The Public Arts Panel is looking for submissions by Feb. 22 to find new voting members for project selections this year.
“We’re trying to engage as many Calgarians as possible,” said Sarah Iley, manager of culture for the City of Calgary.
“This is the first time we are doing a call like this for people that would like to serve on a panel,” she said.
Public art in the city has taken many forms, from the 17-metre tall, blue Travelling Light piece located ion the 96th Avenue N.E. overpass just west of Deerfoot Trail, to the artwork at CTrain stations.
“The Roger That project (at the Tuscany CTrain station) came out of a location where three communities are split by the highway,” said Iley.

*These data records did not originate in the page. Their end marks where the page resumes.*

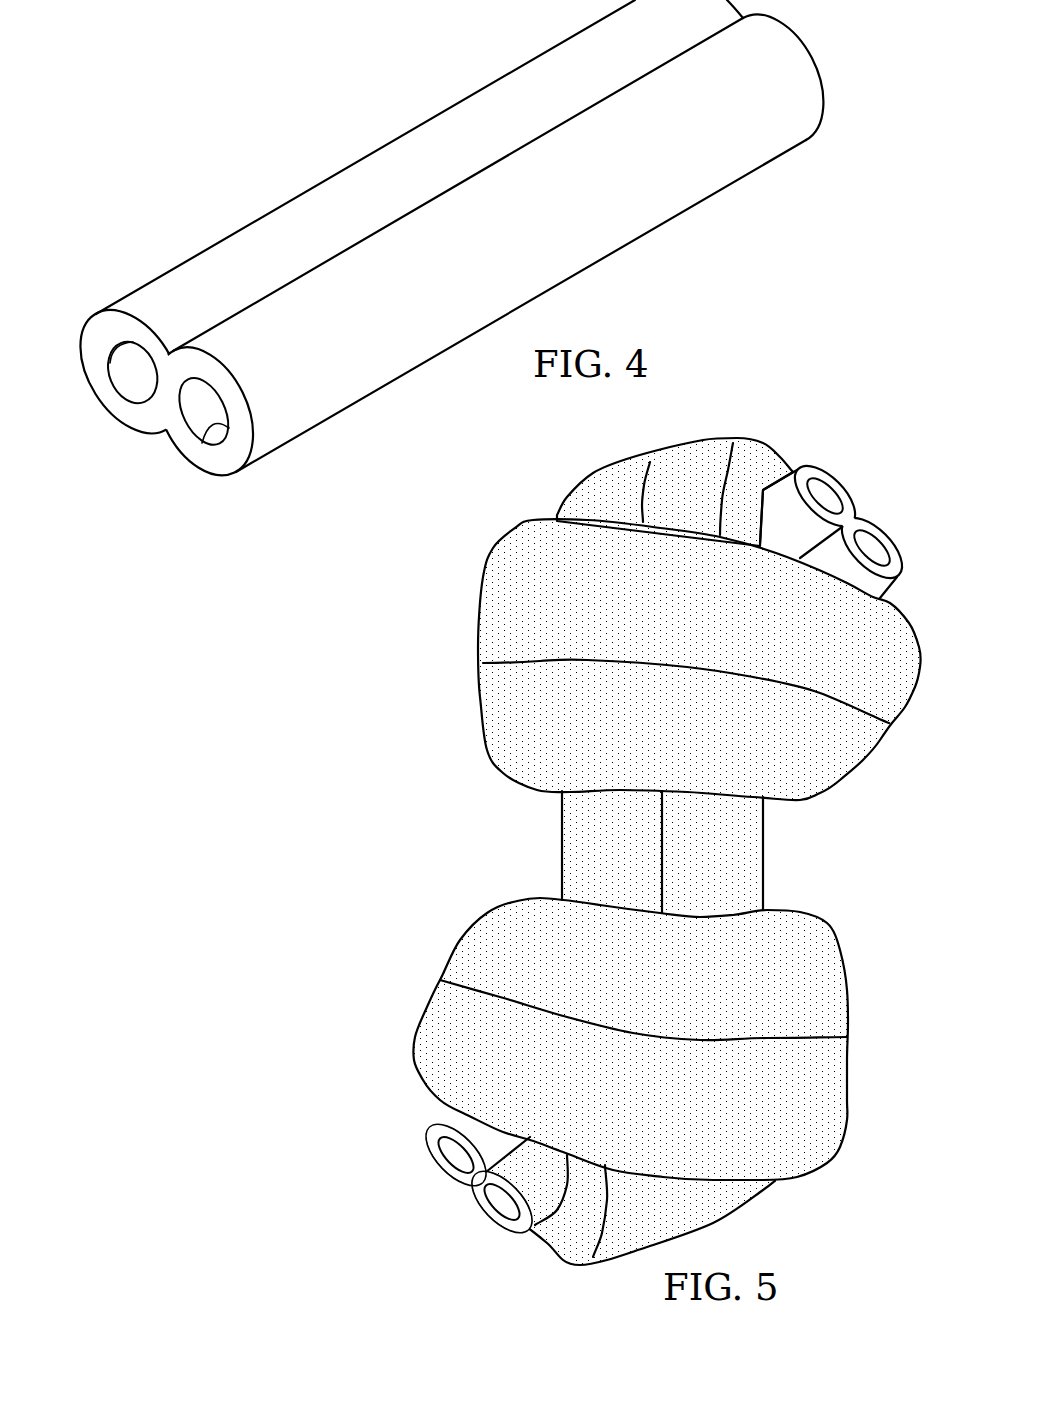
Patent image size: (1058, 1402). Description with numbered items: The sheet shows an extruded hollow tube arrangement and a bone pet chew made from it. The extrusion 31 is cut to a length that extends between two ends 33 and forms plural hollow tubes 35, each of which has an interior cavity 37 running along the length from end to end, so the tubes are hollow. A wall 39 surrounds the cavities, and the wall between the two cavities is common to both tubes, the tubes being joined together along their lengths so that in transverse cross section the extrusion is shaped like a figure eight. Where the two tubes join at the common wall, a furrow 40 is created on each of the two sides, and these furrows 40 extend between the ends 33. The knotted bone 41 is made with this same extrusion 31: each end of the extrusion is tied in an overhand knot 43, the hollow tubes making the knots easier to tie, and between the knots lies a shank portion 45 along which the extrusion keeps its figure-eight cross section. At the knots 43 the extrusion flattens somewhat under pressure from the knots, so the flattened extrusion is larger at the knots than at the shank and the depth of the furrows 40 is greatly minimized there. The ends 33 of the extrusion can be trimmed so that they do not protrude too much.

In FIG. 4, the extrusion 31 is at (452, 266).
In FIG. 5, the extrusion 31 is at (472, 598).
In FIG. 4, the ends 33 is at (86, 327).
In FIG. 5, the ends 33 is at (888, 530).
In FIG. 4, the hollow tubes 35 is at (313, 187).
In FIG. 5, the hollow tubes 35 is at (452, 1180).
In FIG. 4, the interior cavity 37 is at (110, 360).
In FIG. 5, the interior cavity 37 is at (435, 1155).
In FIG. 4, the wall 39 is at (112, 395).
In FIG. 4, the furrow 40 is at (522, 130).
In FIG. 5, the furrow 40 is at (697, 654).
In FIG. 5, the knotted bone 41 is at (620, 862).
In FIG. 5, the overhand knot 43 is at (485, 640).
In FIG. 5, the shank portion 45 is at (568, 837).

When the artist tried to get a sense of the area, they realized that Tuscany station served as a central point for these communities.
“Very specific to that place, and time,” said Iley. “They came up with the idea of something representing an early telegraph pole for communication.”
Thomas Phillips, a student at the University of Calgary, believes that public art serves a practical goal in the city.
“I use art mostly as landmarks around the city to help orient myself,” said Phillips. “Some I’ve stopped to browse.”
The current Public Arts Panel is guided by the revised Public Art Policy, which aims to increase local involvement with public art in Calgary.
“For artists, it is a tremendously rich experience in collaboration and in understanding how communities create a sense of identity,” said Iley
The guiding principles, aside from getting more local interest in the city’s public art, consist of having an open and transparent approval process, sustainability and financial responsibility in selecting artwork.
This new policy is also informed by the city’s Public Art Master Plan, where research was conducted to better form a plan in touch with residents’ desires for public art.
“I mean, I hated those painted cows as a kid,” said Phillips. “Now they’re sort of nostalgic in a strange way.”
A survey conducted by the city found that 87 per cent of those questioned believe that art is important to the city, and that eight in 10 said that it is an integral part of the city’s CTrain stations, pathways and other forms of infrastructure.
Phillips thinks that while he sees that many people probably ignore art on a daily basis going to and from work, most would miss the displays in Calgary if they suddenly disappeared altogether.
“Art scene in Calgary is pretty thriving,” said Iley. “We were named the culture capital of Canada in 2012.
“When we put a call out, we get a lot of interest from people.”
The Public Art Program in Calgary is currently funded through the capital budget costs, receiving one per cent of the first $50 million allocated to capital projects in the city.
“The policy that council endorsed says every time we have a project, whether it is a bridge or a fire hall (or some other piece of infrastructure), one per cent must go towards public art,” said Illey.
“With focus on building new infrastructure to help the economy in the city, that [also] means [funding] a lot of new public art projects as well.”
Some current projects the city is dealing with are the Mount Pleasant fire hall, continued utility box art works around the city and the Manhole Cover Design Project.
“The artist at the Mount Pleasant fire hall project was clearly very interested in just hearing out the community,” said Iley.
“They really got a sense of what it is that people love about where they live.”